Os detratores do cineasta português Manoel de Oliveira, recentemente
falecido, podem dizer o que quiserem dos seus filmes, mas pelo menos uma coisa
eles terão de reconhecer: pode-se perceber em grande parte de sua obra um traço
autoral muito particular, como se todas essas produções habitassem um universo à
parte daquilo que tem aparecido nos cinemas nos últimos tempos. “O Gebo e a
Sombra” (2012), seu derradeiro trabalho, pode não ser a sua obra-prima, mas tem
o inegável mérito de ser uma eficiente síntese de suas obsessões formais e temáticas.
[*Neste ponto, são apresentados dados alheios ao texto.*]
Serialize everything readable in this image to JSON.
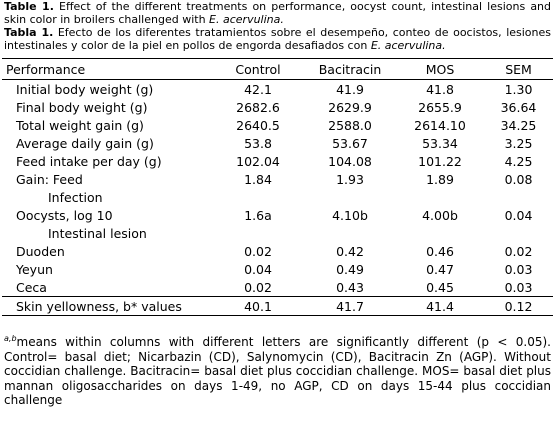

A narrativa se configura dentro de uma encruzilhada em que se batem elementos
de literatura e cinema. Esse choque faz com que a linguagem estética adquira um
estranho caráter mestiço. Oliveira abdica do naturalismo, mas isso não quer
dizer que a trama habite um plano delirante ou onírico. Sua encenação seca e
precisa enfatiza a beleza rigorosa do texto literário que serviu de base ao
filme, sem deixar também de valorizar a encanto de uma composição visual
detalhista e estilizada. As interpretações do elenco se mostram em sintonia com
as concepções artísticas do cineasta, num misto de declamações que beiram o poético
e de um desconcertante distanciamento emocional. Os métodos de Oliveira de
filmar e editar são radicais na idealização e execução, exigindo do espectador
uma forte abstração para poder penetrar nessa dimensão sensorial diferenciada. O
resultado, por vezes, é recompensador para quem se dispor a embarcar nessa
viagem audiovisual típica do diretor luso.